|
The BBQ Brisket Pizza offers diners the awesome flavor and tenderness of a braise – packaged in the ever-popular pizza. For this recipe, our Kraft chefs relied on Bull’s–Eye Original Barbecue Sauce as the base for both the braising liquid and the finishing sauce on the pizza.
“The barbecue sauce works really well with the charred flavor of the crust and the smoky taste of the gouda,” says Chef Basalik.
The meat is tossed in the barbecue sauce, giving it a delicious, caramelized taste.
The Whole Braised Red Snapper capitalizes on how braising seals in moisture, but the recipe cuts down on the cooking time as the fish doesn’t need to be tenderized. The flavors of the braising liquid are kept light and fresh so that they don’t overpower the delicate fish, and the Kraft Italian Vinaigrette Dressing brightens the dish’s profile.
The Braised Stuffed Flank Steak packs a double punch. The cornbread-sausage stuffing is moistened with Kraft Roasted Red Pepper Vinaigrette.
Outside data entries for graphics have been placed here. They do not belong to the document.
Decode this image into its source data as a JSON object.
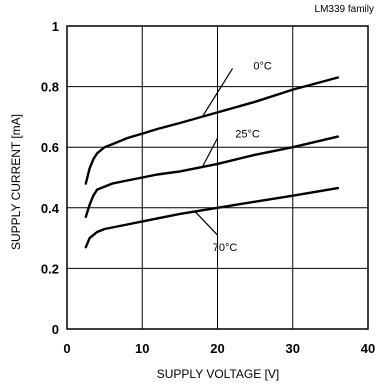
{
  "chart_data": {
    "type": "line",
    "title": "LM339 family",
    "xlabel": "SUPPLY VOLTAGE [V]",
    "ylabel": "SUPPLY CURRENT [mA]",
    "xlim": [
      0,
      40
    ],
    "ylim": [
      0,
      1
    ],
    "xticks": [
      "0",
      "10",
      "20",
      "30",
      "40"
    ],
    "yticks": [
      "0",
      "0.2",
      "0.4",
      "0.6",
      "0.8",
      "1"
    ],
    "grid": true,
    "series": [
      {
        "name": "0°C",
        "x": [
          2.5,
          3,
          3.5,
          4,
          5,
          6,
          8,
          10,
          12,
          15,
          20,
          25,
          30,
          36
        ],
        "y": [
          0.48,
          0.53,
          0.56,
          0.58,
          0.6,
          0.61,
          0.63,
          0.645,
          0.66,
          0.68,
          0.715,
          0.75,
          0.79,
          0.83
        ]
      },
      {
        "name": "25°C",
        "x": [
          2.5,
          3,
          3.5,
          4,
          5,
          6,
          8,
          10,
          12,
          15,
          20,
          25,
          30,
          36
        ],
        "y": [
          0.37,
          0.41,
          0.44,
          0.46,
          0.47,
          0.48,
          0.49,
          0.5,
          0.51,
          0.52,
          0.545,
          0.575,
          0.6,
          0.635
        ]
      },
      {
        "name": "70°C",
        "x": [
          2.5,
          3,
          3.5,
          4,
          5,
          6,
          8,
          10,
          12,
          15,
          20,
          25,
          30,
          36
        ],
        "y": [
          0.27,
          0.3,
          0.31,
          0.32,
          0.33,
          0.335,
          0.345,
          0.355,
          0.365,
          0.38,
          0.4,
          0.42,
          0.44,
          0.465
        ]
      }
    ],
    "annotations": [
      {
        "text": "0°C",
        "series": "0°C"
      },
      {
        "text": "25°C",
        "series": "25°C"
      },
      {
        "text": "70°C",
        "series": "70°C"
      }
    ]
  }
}
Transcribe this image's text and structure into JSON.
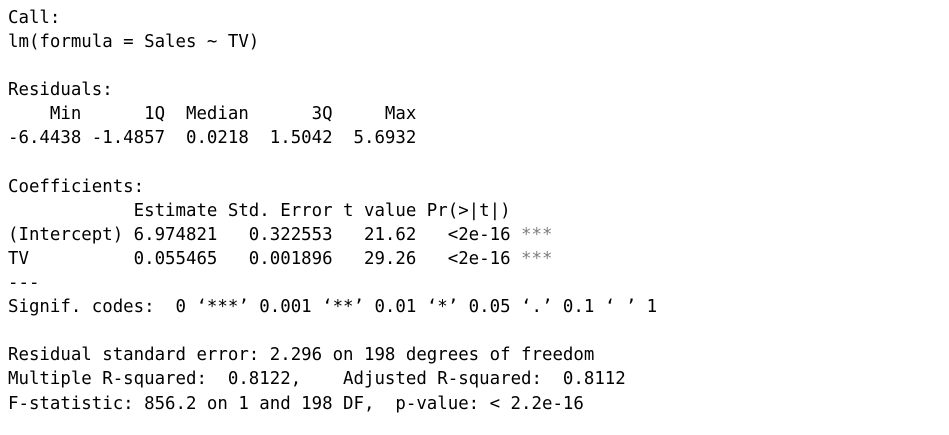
{
  "call": {
    "heading": "Call:",
    "formula": "lm(formula = Sales ~ TV)"
  },
  "residuals": {
    "heading": "Residuals:",
    "header_row": "    Min      1Q  Median      3Q     Max ",
    "values_row": "-6.4438 -1.4857  0.0218  1.5042  5.6932 "
  },
  "coefficients": {
    "heading": "Coefficients:",
    "header_row": "            Estimate Std. Error t value Pr(>|t|)    ",
    "rows": [
      {
        "label": "(Intercept) 6.974821   0.322553   21.62   <2e-16 ",
        "stars": "***"
      },
      {
        "label": "TV          0.055465   0.001896   29.26   <2e-16 ",
        "stars": "***"
      }
    ],
    "separator": "---",
    "signif_codes": "Signif. codes:  0 ‘***’ 0.001 ‘**’ 0.01 ‘*’ 0.05 ‘.’ 0.1 ‘ ’ 1"
  },
  "summary": {
    "rse": "Residual standard error: 2.296 on 198 degrees of freedom",
    "r_squared": "Multiple R-squared:  0.8122,\tAdjusted R-squared:  0.8112 ",
    "f_statistic": "F-statistic: 856.2 on 1 and 198 DF,  p-value: < 2.2e-16"
  },
  "colors": {
    "text": "#000000",
    "background": "#ffffff",
    "significance_stars": "#808080"
  }
}
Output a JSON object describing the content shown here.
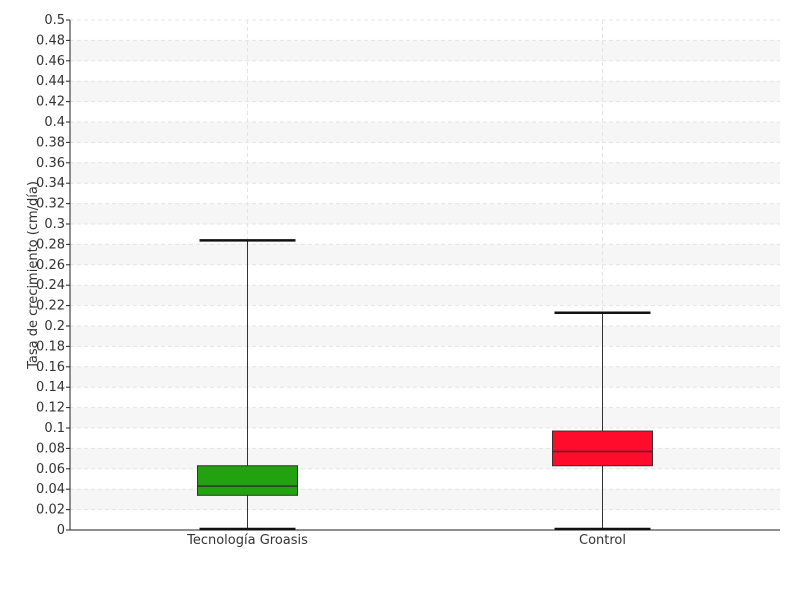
{
  "chart_data": {
    "type": "boxplot",
    "title": "",
    "xlabel": "",
    "ylabel": "Tasa de crecimiento (cm/día)",
    "ylim": [
      0,
      0.5
    ],
    "ytick_step": 0.02,
    "grid": true,
    "categories": [
      "Tecnología Groasis",
      "Control"
    ],
    "boxes": [
      {
        "category": "Tecnología Groasis",
        "min": 0.0,
        "q1": 0.034,
        "median": 0.043,
        "q3": 0.063,
        "max": 0.284,
        "color": "#22a20f"
      },
      {
        "category": "Control",
        "min": 0.0,
        "q1": 0.063,
        "median": 0.077,
        "q3": 0.097,
        "max": 0.213,
        "color": "#ff0b2b"
      }
    ],
    "yticks": [
      "0",
      "0.02",
      "0.04",
      "0.06",
      "0.08",
      "0.1",
      "0.12",
      "0.14",
      "0.16",
      "0.18",
      "0.2",
      "0.22",
      "0.24",
      "0.26",
      "0.28",
      "0.3",
      "0.32",
      "0.34",
      "0.36",
      "0.38",
      "0.4",
      "0.42",
      "0.44",
      "0.46",
      "0.48",
      "0.5"
    ]
  }
}
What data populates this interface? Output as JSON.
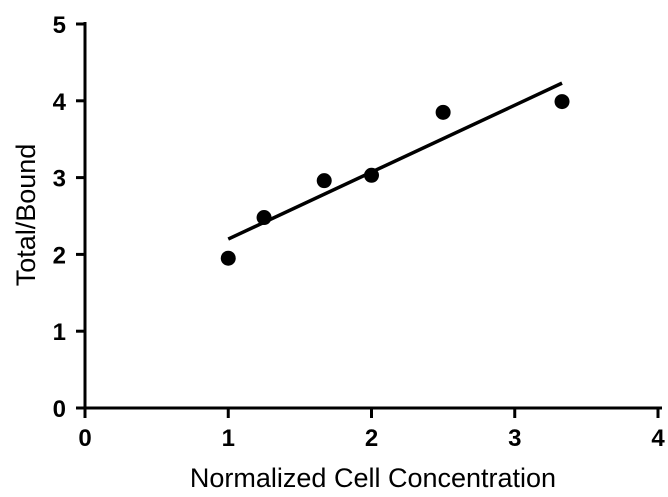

The dressing adds a bright, fresh nuance to the stuffing and keeps it very moist.
The other hit of character in this dish comes from the braising liquid: a combination of beef broth, tomatoes and their juice, and Bull’s-Eye Bold Original Barbecue Sauce. The braising liquid injects more zest into the meat.
“Then we reduce it down and season it for a rich finishing sauce,” says Chef Katz.
With its unique braising ingredients of dark beer and Maxwell House Coffee, the Braised Lamb Shank delivers rustic flavors. Once the lamb shank is braised, our chefs build a complex sauce by adding Grey Poupon Dijon Mustard and brown sugar to create a powerhouse comfort-food dish with big, earthy aromas.
For the BBQ Pork Polenta “Sopes” with Chipotle Salsa, Bull’s-Eye Original Barbecue Sauce spices up fork-tender braised pork shoulder in this recipe. Tang is added with red onions pickled in Kraft Zesty Italian Dressing, white vinegar, and sugar, as well as a finishing touch of “queso fresco” atop the pork. “The sweetness and boldness of the sauce is balanced by the tang of the onions and cheese,” says Chef Basalik. “It all works really well together.”